An upsurge in cybercrimes can be expected within the metaverse and on AR/VR peripherals and platforms. We have already witnessed cyber harassment, cyber bullying, and cyber stalking. As with every new technology, the rise of the metaverse will open many new opportunities for cybercriminals and a whole new area for exploration for vulnerabilities and weaknesses. Even novel types of cyberterrorism might be expected to emerge in the metaverse if the required level of security, privacy and identity protection are not reached promptly.
In 2022, attacks targeted at the financial sector will boom. Financial organizations, digital wallets, financial apps, open banking, mobile banking, online payments systems, digital transactions and FinTech apps will be a key focus for cyberattacks. With the increase of mobile wallets and payment platforms, bad actors will find new ways and methods to target mobile fintech.
The phenomenon of hybrid work has pushed organizations to embrace more robust and converged security architecture. This in turn allows them to address emerging threats, be future-ready and cloud-first designed, focus on end-point security, and have all components of the system, networking and security work faultlessly together, as part of a seamless framework.

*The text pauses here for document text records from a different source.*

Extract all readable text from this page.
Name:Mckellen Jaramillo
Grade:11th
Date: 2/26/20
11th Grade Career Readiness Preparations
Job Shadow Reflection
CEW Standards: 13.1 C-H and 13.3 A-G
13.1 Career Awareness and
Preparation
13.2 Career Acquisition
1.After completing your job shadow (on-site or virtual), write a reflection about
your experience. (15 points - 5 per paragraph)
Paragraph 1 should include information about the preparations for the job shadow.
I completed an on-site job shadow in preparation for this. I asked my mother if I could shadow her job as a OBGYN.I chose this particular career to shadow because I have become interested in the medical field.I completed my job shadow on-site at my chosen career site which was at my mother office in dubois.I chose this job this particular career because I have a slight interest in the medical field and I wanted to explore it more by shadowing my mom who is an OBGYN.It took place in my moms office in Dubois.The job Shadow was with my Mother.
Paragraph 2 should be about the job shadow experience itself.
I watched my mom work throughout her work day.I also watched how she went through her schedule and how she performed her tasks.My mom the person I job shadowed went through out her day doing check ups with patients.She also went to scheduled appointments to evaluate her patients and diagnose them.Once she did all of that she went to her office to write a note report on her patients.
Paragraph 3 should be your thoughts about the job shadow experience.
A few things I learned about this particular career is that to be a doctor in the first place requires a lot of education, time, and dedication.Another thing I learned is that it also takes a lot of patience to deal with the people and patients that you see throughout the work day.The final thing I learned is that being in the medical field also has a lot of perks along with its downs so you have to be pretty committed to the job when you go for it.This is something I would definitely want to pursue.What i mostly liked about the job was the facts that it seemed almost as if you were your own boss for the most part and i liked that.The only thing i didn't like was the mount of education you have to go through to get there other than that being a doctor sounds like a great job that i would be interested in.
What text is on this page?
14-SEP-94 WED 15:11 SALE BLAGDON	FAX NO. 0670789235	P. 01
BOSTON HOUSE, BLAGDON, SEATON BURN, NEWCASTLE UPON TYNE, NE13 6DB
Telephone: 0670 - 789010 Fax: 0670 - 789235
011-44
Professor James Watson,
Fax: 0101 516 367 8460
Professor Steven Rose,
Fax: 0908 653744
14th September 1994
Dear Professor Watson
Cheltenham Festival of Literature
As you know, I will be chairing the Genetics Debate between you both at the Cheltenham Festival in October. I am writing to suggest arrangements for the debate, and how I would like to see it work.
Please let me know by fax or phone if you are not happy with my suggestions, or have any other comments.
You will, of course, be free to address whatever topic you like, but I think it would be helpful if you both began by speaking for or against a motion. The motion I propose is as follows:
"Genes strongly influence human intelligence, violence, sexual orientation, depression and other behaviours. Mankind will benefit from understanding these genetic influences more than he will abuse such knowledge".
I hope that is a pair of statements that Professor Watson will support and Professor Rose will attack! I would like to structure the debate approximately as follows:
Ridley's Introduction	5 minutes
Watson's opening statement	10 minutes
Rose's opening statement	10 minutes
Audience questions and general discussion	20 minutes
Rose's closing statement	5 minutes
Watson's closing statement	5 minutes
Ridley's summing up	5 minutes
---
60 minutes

In 2022, IT leaders and CIOs should adopt security-driven networking approaches when reimagining networking models, focusing on the convergence of networking and security to support a hybrid workforce.
The most crucial challenge for tech leaders in 2022 is to be aware and well prepared for the trending cyberattacks and emerging cybersecurity threats, while overseeing the current security state of the business infrastructure. IT leaders should adopt a Zero-Trust approach, along with strong security policies and policy-enforcement business processes and tools. They must look to digitally sign and authenticate everything that touches the network.
Solid cybersecurity practices, such as threat hunting, ransomware mitigation and cyber insurance should rapidly be implemented while considering micro-segmentation and advanced telemetry capabilities for security threat monitoring.
Organization-wide cybersecurity education and training is a must for all in 2022, from SMEs to big tech corporations.